China's Affluent Haven't Abandoned TV and Print Media to Digital Just Yet

    A new report that tracks the media habits of Asia's wealthy shows how digital content can complement traditional platforms.
    A magazine rack in Shanghai. (Shutterstock)
    Jessica RappAuthor
      Published   in Macro

    Digital media consumption is no doubt on the rise in China, but a new report by Ipsos suggests that marketers may not want to give up on traditional media channels just yet when it comes to targeting the region's wealthiest consumers.

    For its annual "Affluent Asia” report, Ipsos surveyed more than 19,000 wealthy consumers from 10 countries across Asia, including Hong Kong, Singapore, Malaysia, Thailand, Taiwan, Indonesia, India, the Philippines, South Korea, and Australia, to learn more about their international media consumption habits.
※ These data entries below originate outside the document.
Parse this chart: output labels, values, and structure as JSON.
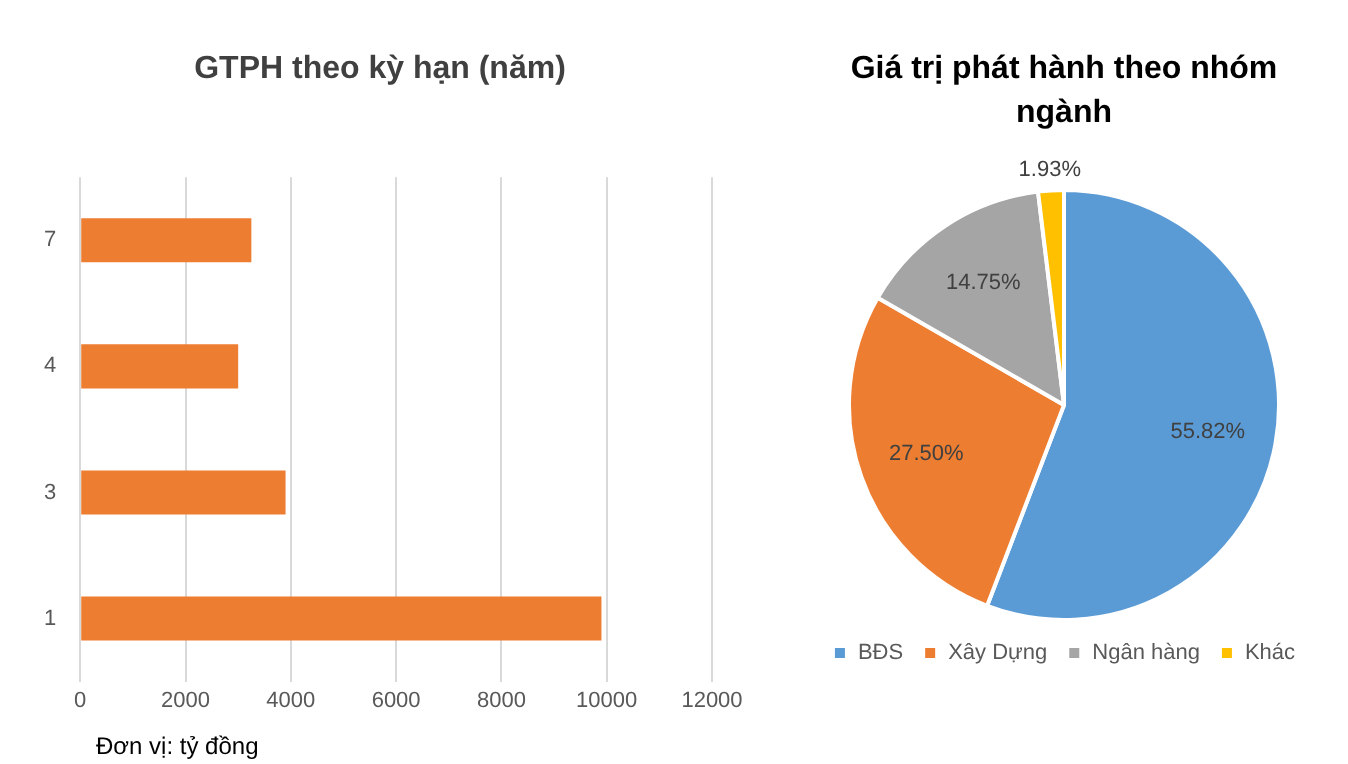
{
  "chart_data": [
    {
      "type": "bar",
      "title": "GTPH theo kỳ hạn (năm)",
      "orientation": "horizontal",
      "categories": [
        "7",
        "4",
        "3",
        "1"
      ],
      "values": [
        3250,
        3000,
        3900,
        9900
      ],
      "color": "#ed7d31",
      "xlim": [
        0,
        12000
      ],
      "xticks": [
        0,
        2000,
        4000,
        6000,
        8000,
        10000,
        12000
      ],
      "grid": "x",
      "legend": false,
      "annotations": [
        "Đơn vị: tỷ đồng"
      ]
    },
    {
      "type": "pie",
      "title": "Giá trị phát hành theo nhóm ngành",
      "categories": [
        "BĐS",
        "Xây Dựng",
        "Ngân hàng",
        "Khác"
      ],
      "values": [
        55.82,
        27.5,
        14.75,
        1.93
      ],
      "colors": [
        "#5b9bd5",
        "#ed7d31",
        "#a5a5a5",
        "#ffc000"
      ],
      "value_labels": [
        "55.82%",
        "27.50%",
        "14.75%",
        "1.93%"
      ],
      "legend": "bottom"
    }
  ]
}
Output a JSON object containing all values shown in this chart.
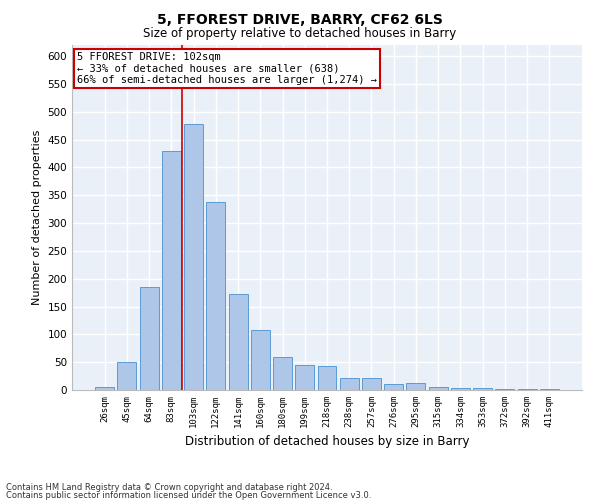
{
  "title1": "5, FFOREST DRIVE, BARRY, CF62 6LS",
  "title2": "Size of property relative to detached houses in Barry",
  "xlabel": "Distribution of detached houses by size in Barry",
  "ylabel": "Number of detached properties",
  "categories": [
    "26sqm",
    "45sqm",
    "64sqm",
    "83sqm",
    "103sqm",
    "122sqm",
    "141sqm",
    "160sqm",
    "180sqm",
    "199sqm",
    "218sqm",
    "238sqm",
    "257sqm",
    "276sqm",
    "295sqm",
    "315sqm",
    "334sqm",
    "353sqm",
    "372sqm",
    "392sqm",
    "411sqm"
  ],
  "values": [
    5,
    50,
    185,
    430,
    478,
    338,
    173,
    107,
    60,
    45,
    43,
    22,
    22,
    10,
    12,
    5,
    4,
    4,
    1,
    2,
    2
  ],
  "bar_color": "#aec6e8",
  "bar_edge_color": "#5b9bd5",
  "bg_color": "#eaf0f8",
  "grid_color": "#ffffff",
  "vline_x_index": 4,
  "vline_color": "#cc0000",
  "annotation_text": "5 FFOREST DRIVE: 102sqm\n← 33% of detached houses are smaller (638)\n66% of semi-detached houses are larger (1,274) →",
  "annotation_box_color": "#ffffff",
  "annotation_box_edge_color": "#cc0000",
  "footer1": "Contains HM Land Registry data © Crown copyright and database right 2024.",
  "footer2": "Contains public sector information licensed under the Open Government Licence v3.0.",
  "ylim": [
    0,
    620
  ],
  "yticks": [
    0,
    50,
    100,
    150,
    200,
    250,
    300,
    350,
    400,
    450,
    500,
    550,
    600
  ]
}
This year Ipsos also conducted pilot research into affluent mainland Chinese consumers' media consumption habits, and the findings suggest that while the reach is similar between the two survey groups, in mainland China, digital formats are overtaking traditional ones in some categories.

    According to the survey, Asia-Pacific consumers spent more than two hours in an average day watching television, compared to 1.86 hours using websites and 1.7 hours using apps. Reading newspapers and magazines were delegated under an hour each.

    But while television is a top habit for Asia-Pacific consumers, the research suggested that digital content enhanced news and entertainment channels' engagement. For example, while international entertainment channels reached 18 percent of consumers between Q3 2015 and Q2 2016, a 5 percent digital engagement rate boosted these entertainment platforms to a combined reach of 20 percent (in this study, combined reach refers to nett of past seven days of TV viewership and past 30 days of digital reach).

    A chart of APAC TV and digital consumption from the Ipsos Affluent Survey Asia Pacific.
    A chart of APAC TV and digital consumption from the Ipsos Affluent Survey Asia Pacific.

    For mainland Chinese consumers in a pilot survey of more than 540 affluent consumers in the top 20 percent of the population by income in Beijing, Shanghai, and Guangzhou, TV played a smaller role in international entertainment channels than APAC as a whole, reaching 7 percent of consumers while digital reached 6 percent.

    Mainland China media consumption from the Ipsos Affluent Survey Asia Pacific.
    Mainland China media consumption from the Ipsos Affluent Survey Asia Pacific.

    When it comes to international news media however, the percentage of engagement is different between all of Asia and China. For the APAC countries surveyed, international news channels had a combined reach of 39 percent, with 33 percent for TV and 21 percent for digital. In mainland China, though, more consumers are relying on digital avenues for international news consumption, at 32 percent, compared to 24 percent using TV. When combined, digital and TV sources have a a reach of 45 percent.

    Print consumption across media categories in China has yet to be taken over by digital consumption when it comes to international publications, but the gap is narrow. International dailies have a combined reach of 22 percent of those surveyed, with digital content playing a big role in boosting reach. Digital reach for these publications is 12 percent on average and print reach is 14 percent (in this case, combined reach refers to nett of average issue readership and past 30 days of digital reach). In contrast, international monthlies see a 23 percent reach in print, compared to 11 percent engagement digitally.

    So what does this mean for marketers? While the report doesn't offer concrete suggestions, the survey data does provide a clue as to how brands might want to consider divvying up their content to achieve the optimum readership in Asia. For China, while television engagement is still dominant in some categories of media consumption, brands and marketers also can't forget about the increasing number of mobile users in the country and the swelling significance of WeChat as a digital media consumption tool. Ultimately, while navigating the media sphere in China can be tough, it still holds true that diversifying platforms and mediums might prove beneficial for brands.